Приведем примеры других грамматических оппозиций, не связанных с категориями актива и пассива. Так, актуализацию категории лица можно видеть в следующем контексте:
«Введешь в беду! Уйдешь — уйду: Ты — с лесенки, Я — с башенки!» (И., 381)Оппозиция форм 1-го и 2-го лица связана с типичной для Цветаевой коммуникативной рамкой и с композицией многих ее произведений, в которых мир героини противопоставлен миру героя так, как противопоставлено понятие небесного, духовного понятию земного, обыденного. За внешним различием глагольных форм по Грамматической категории лица стоит более глубокое различие — семантическое, так как переносные значения одного и того же глагола в употребленных формах не совпадают. Обманчивость семантического тождества форм 1-го и 2-го лица раскрывается контекстом, следующим непосредственно за оппозицией глагольных форм. Если форма 2-го лица говорит о прекращении любви, о разрыве, то форма 1-го лица — о прекращении жизни; таким образом, форма 1-го лица, относящаяся к миру героини, является в семантическом отношении как бы гиперболой формы 2-го лица. Характерно, что в художественном мире Цветаевой гипербола почти всегда связана именно с миром героини в противоположность миру героя — миру недостаточности, ущербности, «где наичернейший — сер» (И., 233).

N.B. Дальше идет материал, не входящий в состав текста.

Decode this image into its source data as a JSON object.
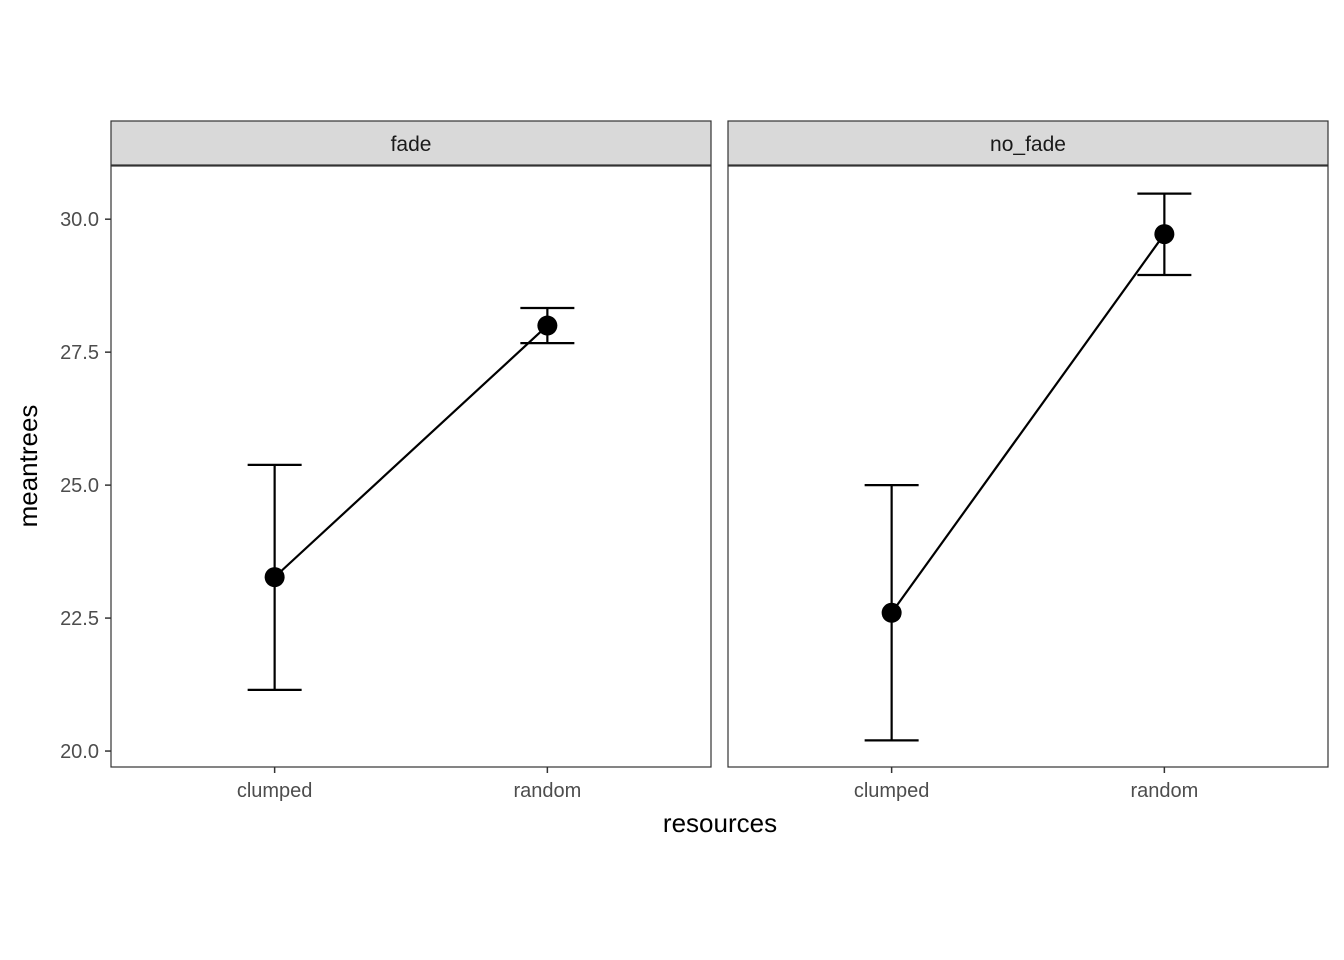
{
  "chart_data": {
    "type": "line",
    "xlabel": "resources",
    "ylabel": "meantrees",
    "ylim": [
      19.7,
      31.0
    ],
    "yticks": [
      20.0,
      22.5,
      25.0,
      27.5,
      30.0
    ],
    "ytick_labels": [
      "20.0",
      "22.5",
      "25.0",
      "27.5",
      "30.0"
    ],
    "categories": [
      "clumped",
      "random"
    ],
    "grid": false,
    "facets": [
      {
        "label": "fade",
        "points": [
          {
            "x": "clumped",
            "y": 23.27,
            "ymin": 21.15,
            "ymax": 25.38
          },
          {
            "x": "random",
            "y": 28.0,
            "ymin": 27.67,
            "ymax": 28.33
          }
        ]
      },
      {
        "label": "no_fade",
        "points": [
          {
            "x": "clumped",
            "y": 22.6,
            "ymin": 20.2,
            "ymax": 25.0
          },
          {
            "x": "random",
            "y": 29.72,
            "ymin": 28.95,
            "ymax": 30.48
          }
        ]
      }
    ]
  }
}
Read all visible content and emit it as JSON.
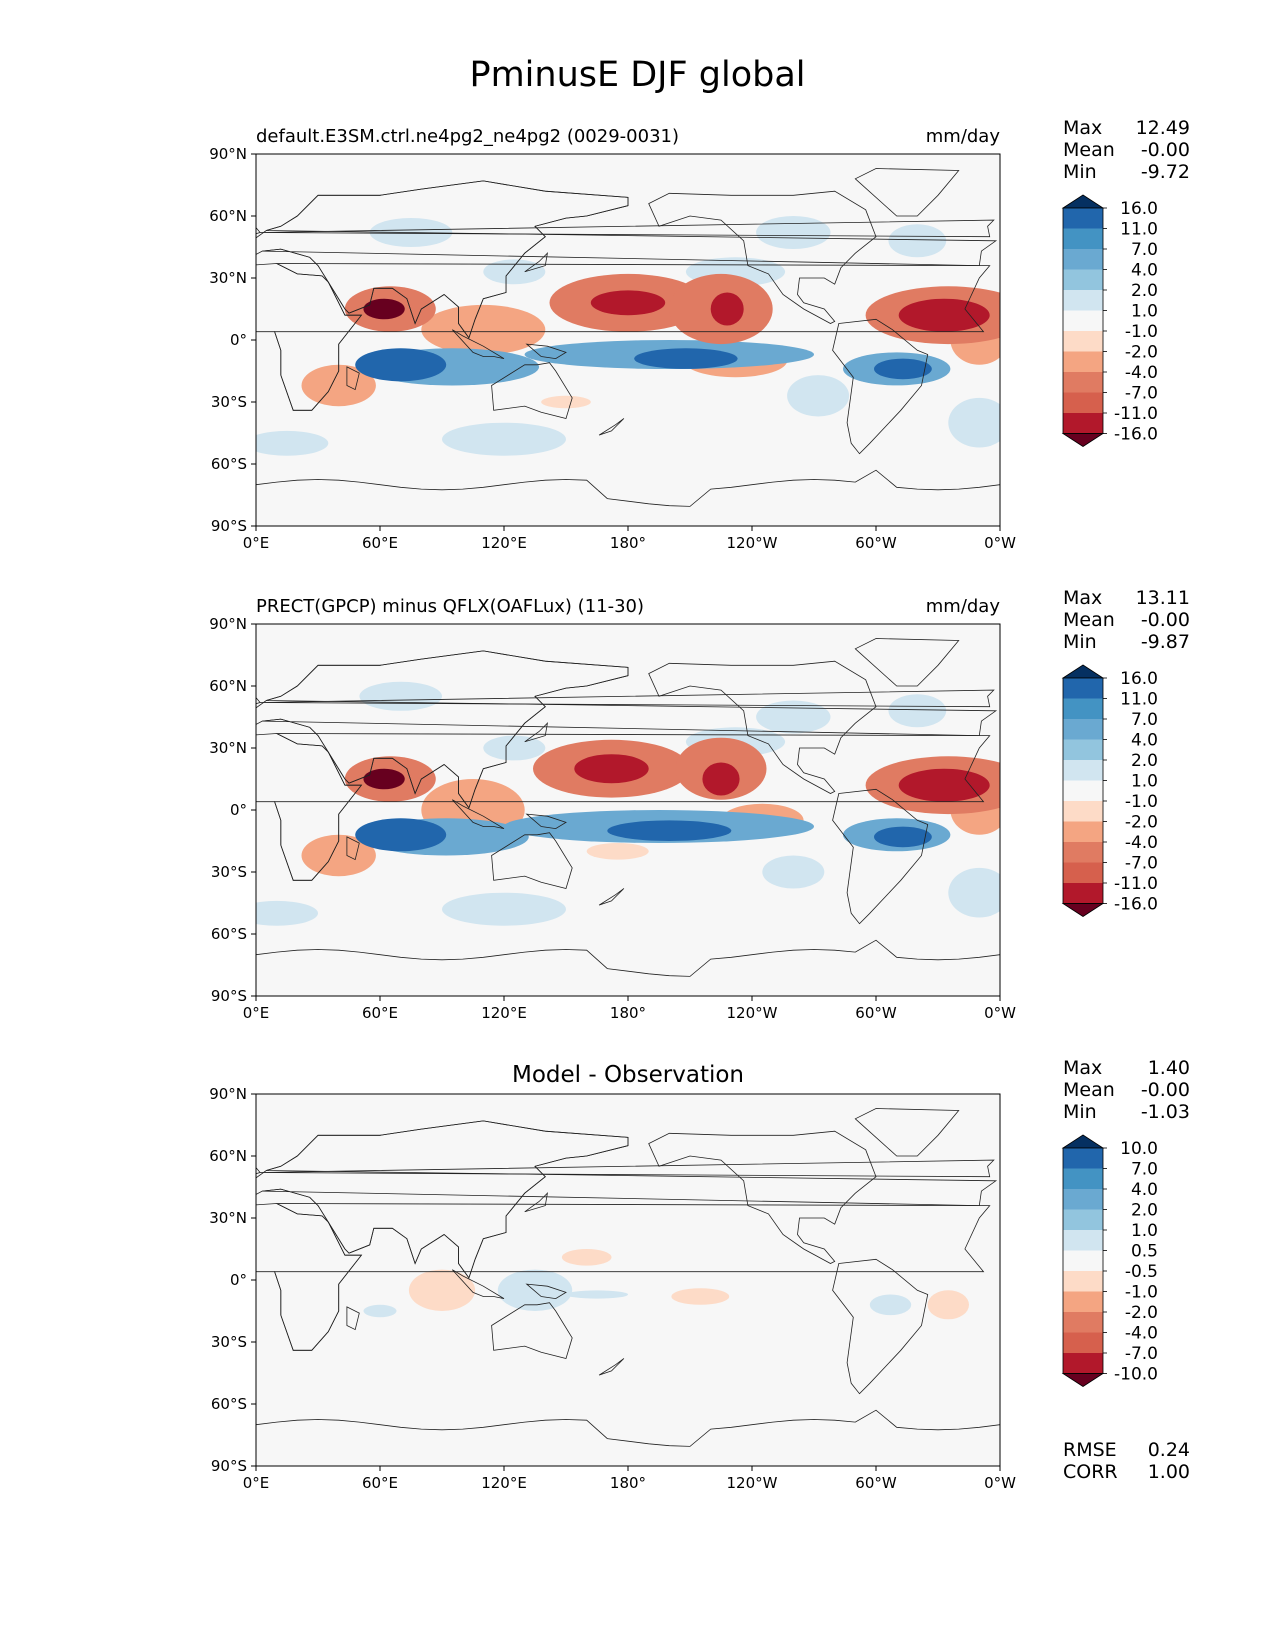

Оппозиция безличной и неопределенно-личной форм представлена в таком, например, контексте:
Синие тучи свились в воронку. Где-то гремит — гремят! Ворожей в моего ребенка Сонный вперила взгляд (И., 116).Неопределенно-личная форма гремят в данном случае является метафорой формы безличной гремит: стихийное действие не соотносимое с субъектом, приписывается Мариной Цветаевой субъекту, не поддающемуся номинации (что следует из значения неопределенно-личной формы глагола) и могущественному (что следует из формы множественного числа глагола), возможно, фантастическому или мифологическому (Пешковский, 1938, 318). Окказиональная определенно-личная форма в этой оппозиции отличается от узуальной безличной своей образностью, которая, как показывает контекст, потенциально заложена в самой грамматической форме. Окончание 3-го лица множественного числа, утратившее формально выраженную связь с субъектом действия, сохраняет, тем не менее, возможность обозначать субъект подразумеваемый, субъект-образ.